Die Briten müssten einem angesichts der aktuellen Nachrichten eigentlich Leid tun. Der durchschnittliche Schweizer macht sich aber wahrscheinlich weniger Sorgen um das Inselreich als die Mehrheit der Franzosen und die Briten selbst. Das hat sicherlich auch damit zu tun, dass wir bis anhin auch ausserhalb der EU recht gut überlebt haben. Aber die Schweiz ist nicht das einzige Beispiel, das man auf der Suche nach einem Hoffnungsschimmer etwas genauer anschauen könnte. Auch in Nordirland, welches an sich momentan den Hauptzankapfel zwischen der EU und dem Vereinigten Königreich darstellt, findet man Grund zur Hoffnung. Zwar ist natürlich auch Nordirland nach wie vor Teil der EU, aber den Nordiren fehlt seit Januar 2017 eine ausführende Regierung. Eine Analyse hierzu finden wir bei der BBC: «There is no doubt that Northern Ireland will survive this political vacuum, with local government also carrying out many tasks and Westminster responsible for matters including national security, international relations and defence.»[6] Beispiele dieser Art gäbe es noch viele mehr. Wie etwa kürzlich in Deutschland nach den Wahlen, oder in Belgien 2010/11.

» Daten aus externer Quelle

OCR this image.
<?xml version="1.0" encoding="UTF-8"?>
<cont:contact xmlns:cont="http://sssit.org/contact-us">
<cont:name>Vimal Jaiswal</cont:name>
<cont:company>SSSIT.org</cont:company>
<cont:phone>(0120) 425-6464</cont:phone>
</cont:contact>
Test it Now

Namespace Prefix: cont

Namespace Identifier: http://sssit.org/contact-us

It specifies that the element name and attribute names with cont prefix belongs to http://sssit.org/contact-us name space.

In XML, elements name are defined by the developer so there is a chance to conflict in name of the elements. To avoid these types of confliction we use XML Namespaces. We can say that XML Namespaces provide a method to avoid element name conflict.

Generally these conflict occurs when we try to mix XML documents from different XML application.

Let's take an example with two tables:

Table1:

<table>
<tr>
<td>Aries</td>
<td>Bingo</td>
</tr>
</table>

Was lernen wir daraus? Grundsätzlich einmal, dass eine Gesellschaft erstaunlich lange ohne oder mit einer sehr ohnmächtigen Regierung überlebt und dass die Einführung neuer Gesetze offenbar nicht immer so dringend ist, wie das manche Politiker vorgeben. Dass es also vielleicht auch ohne staatliche Gesetze oder EU-Verordnungen irgendwie weitergehen kann. Ob eine Regierung etwas Gutes oder Schlechtes ist, ob die EU sinnvoll ist oder nicht, sind nicht die Hauptfragen. Es gäbe mit der Zusammenarbeit zwischen der EU und dem Vereinigten Königreich eine Lösung, und diese kann so auch gelingen, wenn der Wille dazu da ist. Wenn aber, wie es einige Austrittsgegner tun, schon fast der Weltuntergang herbeigepredigt wird, ist immer eine gewisse Vorsicht geboten, denn der angeblich drohende Weltuntergang ist bisher noch nie eingetreten. Andererseits stimmt es natürlich auch, dass es für alles ein erstes Mal gibt. Wer weiss? Die Frage wäre dann lediglich, ob die «Leavers» oder die Politiker Schuld daran trügen.

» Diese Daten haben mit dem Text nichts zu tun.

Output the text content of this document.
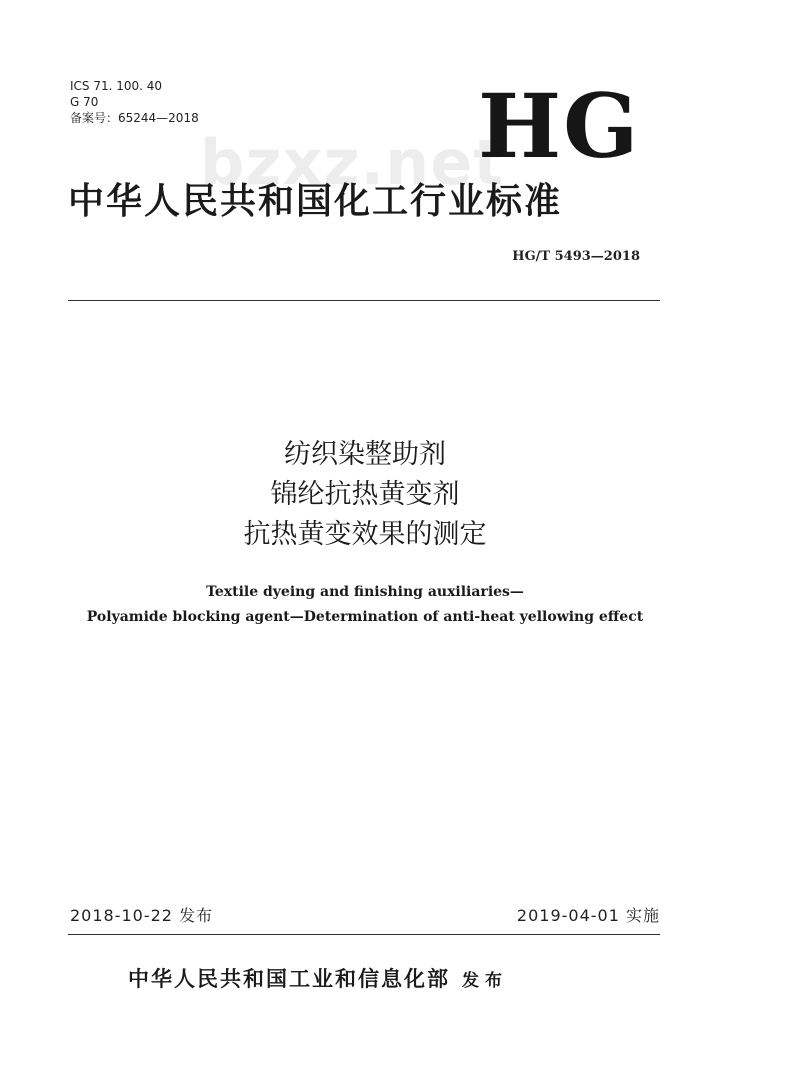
ICS 71. 100. 40
G 70
备案号：65244—2018	HG
bzxz.net
中华人民共和国化工行业标准
HG/T 5493—2018
纺织染整助剂
锦纶抗热黄变剂
抗热黄变效果的测定
Textile dyeing and finishing auxiliaries—
Polyamide blocking agent—Determination of anti-heat yellowing effect
2018-10-22 发布	2019-04-01 实施
中华人民共和国工业和信息化部 发布
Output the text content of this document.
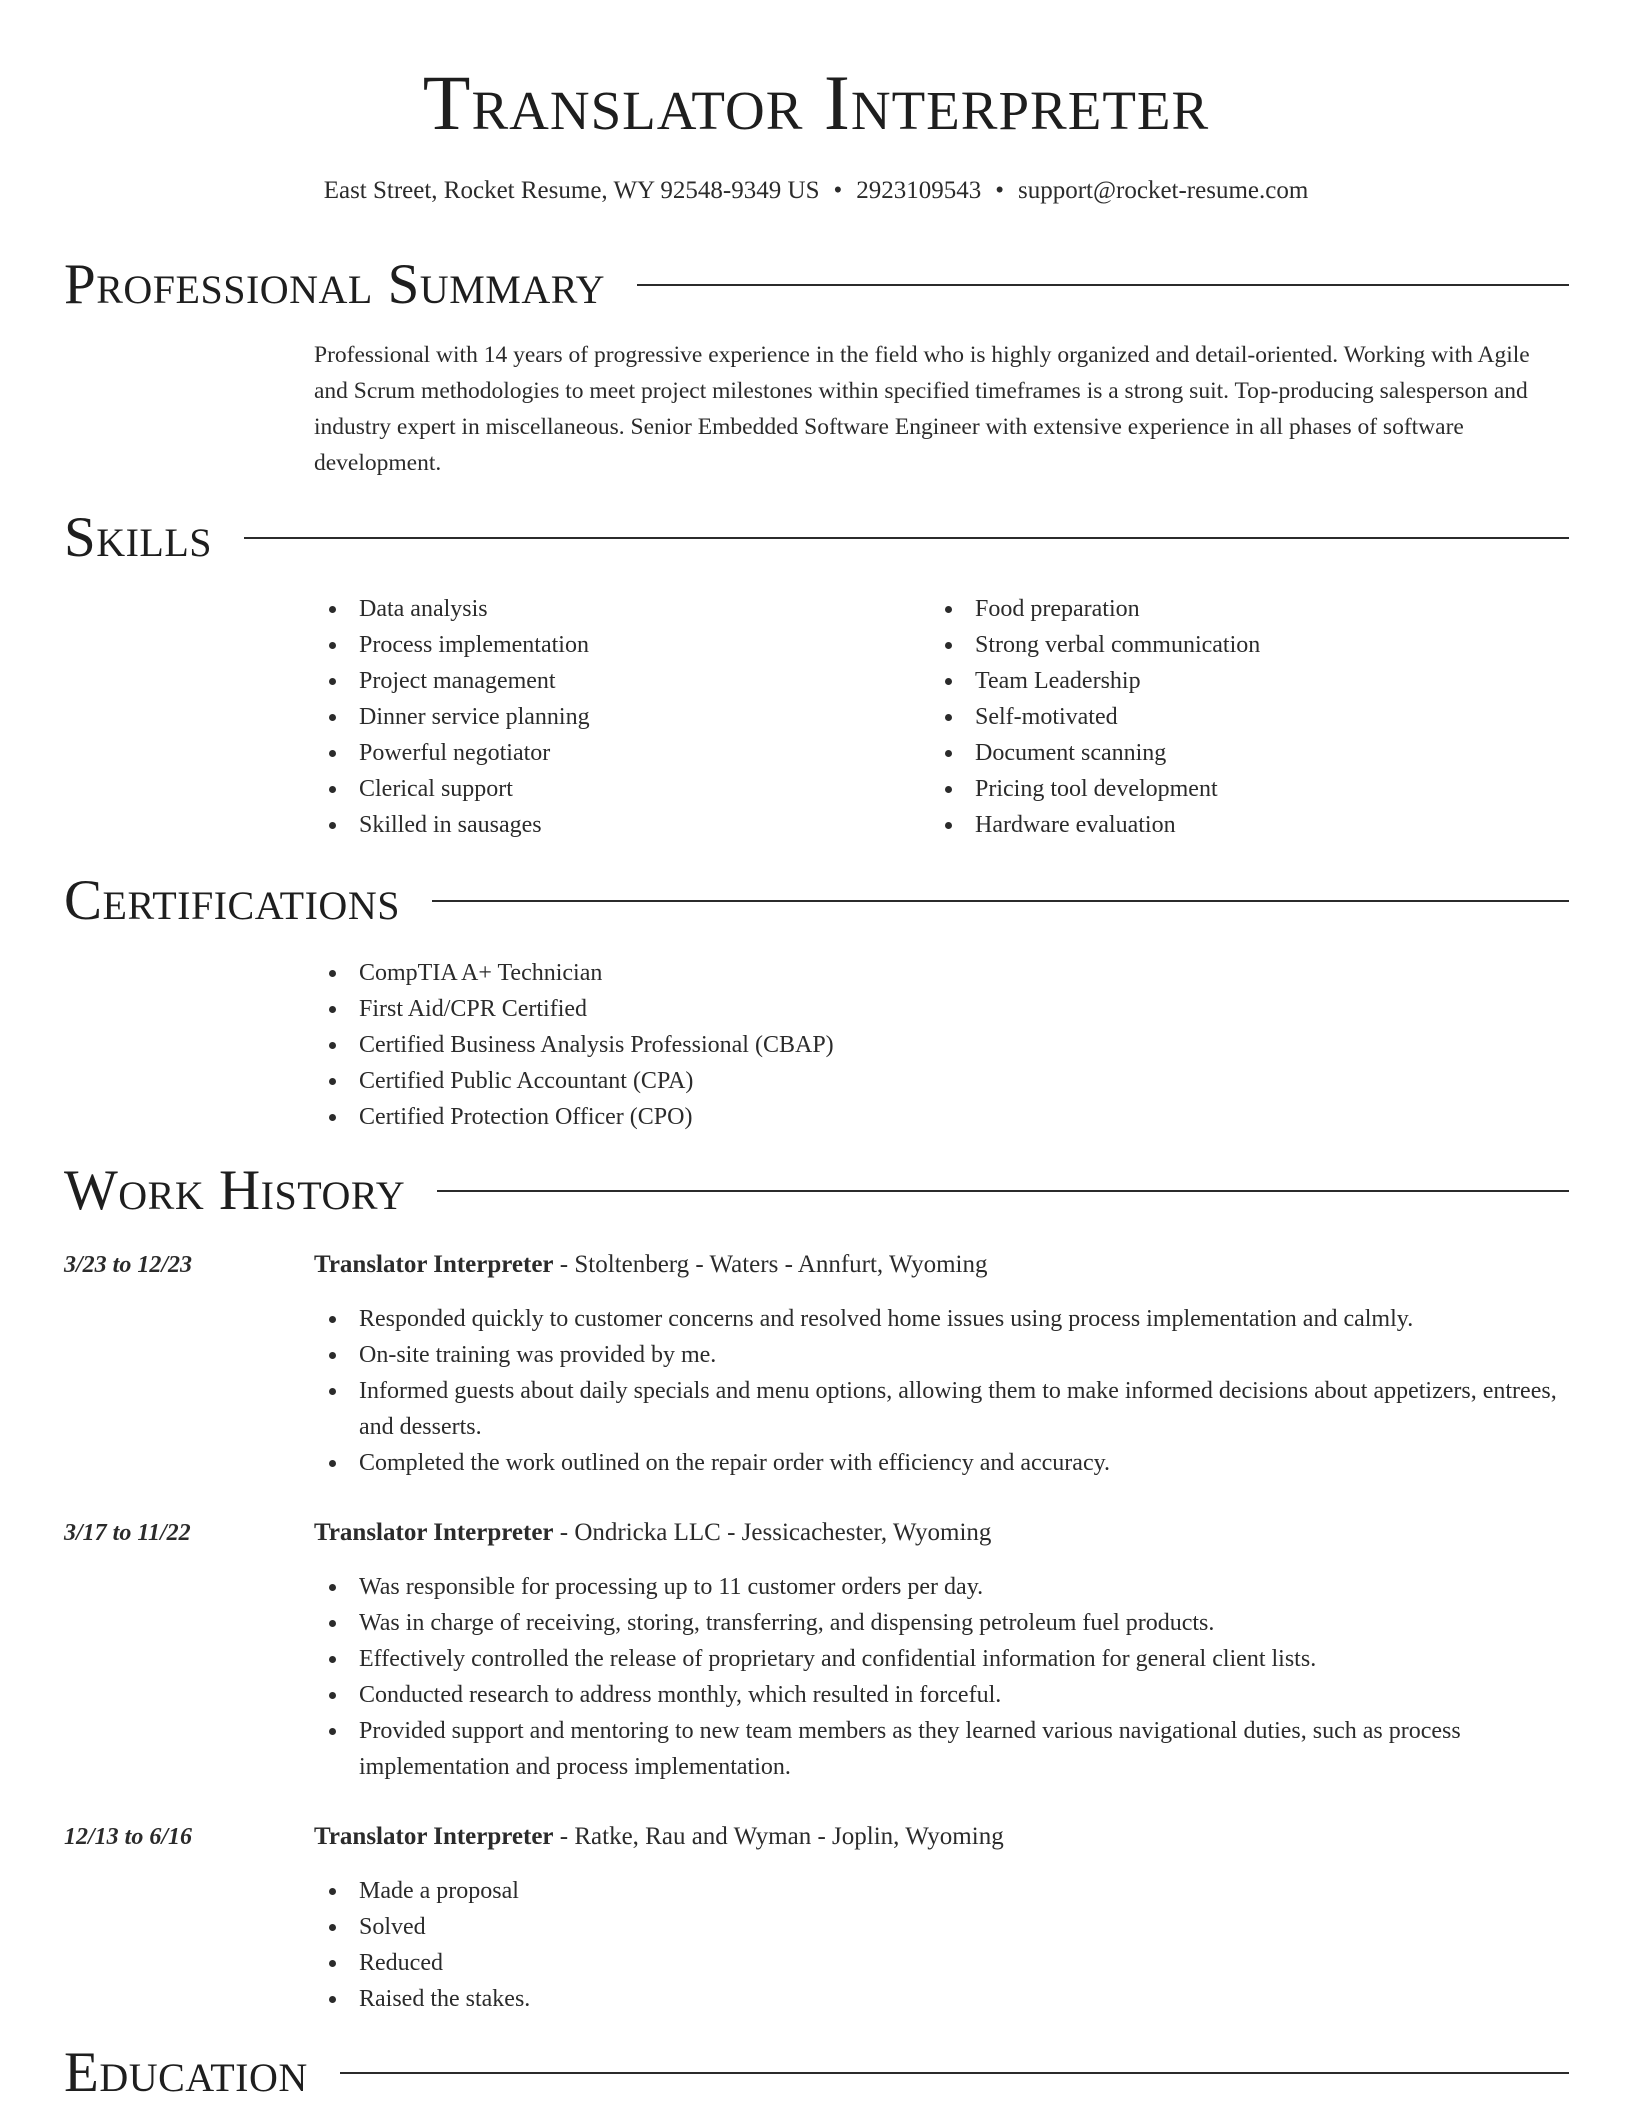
Translator Interpreter
East Street, Rocket Resume, WY 92548-9349 US • 2923109543 • support@rocket-resume.com
Professional Summary

Professional with 14 years of progressive experience in the field who is highly organized and detail-oriented. Working with Agile and Scrum methodologies to meet project milestones within specified timeframes is a strong suit. Top-producing salesperson and industry expert in miscellaneous. Senior Embedded Software Engineer with extensive experience in all phases of software development.

Skills
Data analysis
Process implementation
Project management
Dinner service planning
Powerful negotiator
Clerical support
Skilled in sausages
Food preparation
Strong verbal communication
Team Leadership
Self-motivated
Document scanning
Pricing tool development
Hardware evaluation
Certifications
CompTIA A+ Technician
First Aid/CPR Certified
Certified Business Analysis Professional (CBAP)
Certified Public Accountant (CPA)
Certified Protection Officer (CPO)
Work History
3/23 to 12/23	Translator Interpreter - Stoltenberg - Waters - Annfurt, Wyoming
Responded quickly to customer concerns and resolved home issues using process implementation and calmly.
On-site training was provided by me.
Informed guests about daily specials and menu options, allowing them to make informed decisions about appetizers, entrees, and desserts.
Completed the work outlined on the repair order with efficiency and accuracy.
3/17 to 11/22	Translator Interpreter - Ondricka LLC - Jessicachester, Wyoming
Was responsible for processing up to 11 customer orders per day.
Was in charge of receiving, storing, transferring, and dispensing petroleum fuel products.
Effectively controlled the release of proprietary and confidential information for general client lists.
Conducted research to address monthly, which resulted in forceful.
Provided support and mentoring to new team members as they learned various navigational duties, such as process implementation and process implementation.
12/13 to 6/16	Translator Interpreter - Ratke, Rau and Wyman - Joplin, Wyoming
Made a proposal
Solved
Reduced
Raised the stakes.
Education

[1] Die aktuellen Nachrichten hierzu ändern momentan fast täglich. Sicher ist noch nichts.
[2] Dass die EU als Rechtssubjekt aus 27 Staaten zusammengesetzt ist, verkompliziert die Sache. Aber eine Auseinandersetzung damit würde viel zu tief in die dunklen Gewässer des öffentlichen und internationalen Rechts führen.
[3] Zitat aus einer besuchten Vorlesung.
[4] So etwa der The Guardian vom 31. Oktober 2018.